60th Anniversary Edition of Review of Particle Physics published in Physical Review D

Venerated publication features a particle physics compendium updated with data from 2,873 new measurements published in 758 papers

COLLEGE PARK, MD, August 17, 2018 — The sixtieth anniversary edition of the Review of Particle Physics will be published today in the American Physical Society (APS) journal Physical Review D (PRD). The Review is an evaluation of the properties of all the known elementary particles and of searches for new hypothetical ones. In 118 review articles, it summarizes the latest information on particle physics and related areas such as cosmology.

In 1957, physicists Murray Gell-Mann and Arthur H. Rosenfeld published a paper that reviewed theory and experiments involving particles known as hyperons and heavy mesons. The paper was associated with an unpublished technical report listing the data associated with all the elementary particles known at that time. Meanwhile, Matts Roos of the Nordic Institute for Theoretical Physics was compiling his own list of particle data. In 1964 the two publications merged. Over the course of sixty years, the Review has grown from a few dozen pages to nearly two-thousand, with 227 authors adding new data from 758 papers reporting 2,783 measurements for the 2018 edition.

“I am very pleased that the Particle Data Group has selected Physical Review D to publish the latest edition of the Review of Particle Physics,” said APS Editor in Chief Michael Thoennessen. “These reviews continue to be an indispensable resource for the particle physics community. Having the 60th anniversary issue published in Physical Review is certainly an honor.”

The Review has been published in a variety of leading physics journals in the U.S, Europe, and China. The publication this year in the journal Physical Review D is the 20th time the Review has appeared in a journal of the APS.
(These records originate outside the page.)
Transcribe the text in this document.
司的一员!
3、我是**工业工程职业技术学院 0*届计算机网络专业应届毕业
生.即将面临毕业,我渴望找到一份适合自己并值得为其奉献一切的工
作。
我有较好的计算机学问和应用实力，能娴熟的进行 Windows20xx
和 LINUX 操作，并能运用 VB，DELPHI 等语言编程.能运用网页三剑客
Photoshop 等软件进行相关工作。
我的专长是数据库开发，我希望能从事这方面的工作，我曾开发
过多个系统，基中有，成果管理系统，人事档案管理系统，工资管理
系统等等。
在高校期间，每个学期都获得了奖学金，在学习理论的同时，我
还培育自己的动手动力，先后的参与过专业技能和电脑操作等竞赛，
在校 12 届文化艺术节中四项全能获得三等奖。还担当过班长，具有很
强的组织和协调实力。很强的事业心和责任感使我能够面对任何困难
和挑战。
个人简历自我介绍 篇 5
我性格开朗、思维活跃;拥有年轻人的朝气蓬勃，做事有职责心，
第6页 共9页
“I am delighted that this year's Review of Particle Physics will appear in such a renowned journal,” said Juerg Beringer of Berkeley Lab, who has led PDG since 2016. "The fact that this year also marks the 125th anniversary of the first publication of Physical Review makes this particularly special."

The most recent, complete edition is available online in Physical Review D and through the PDG website. However, the PDG Book, which contains the Summary Tables and all of the full review articles, and a 260-page PDG Booklet will be available in print.

"The booklet has been stripped down to summary tables and the most relevant formulas, tables, and figures to make it as small as possible," Beringer said.

In total, the Review of Particle Physics includes 41,371 measurements. Frequent references to the data in its pages ensure that the Review is the most cited physics publication in the world, with more than two-thousand citations annually.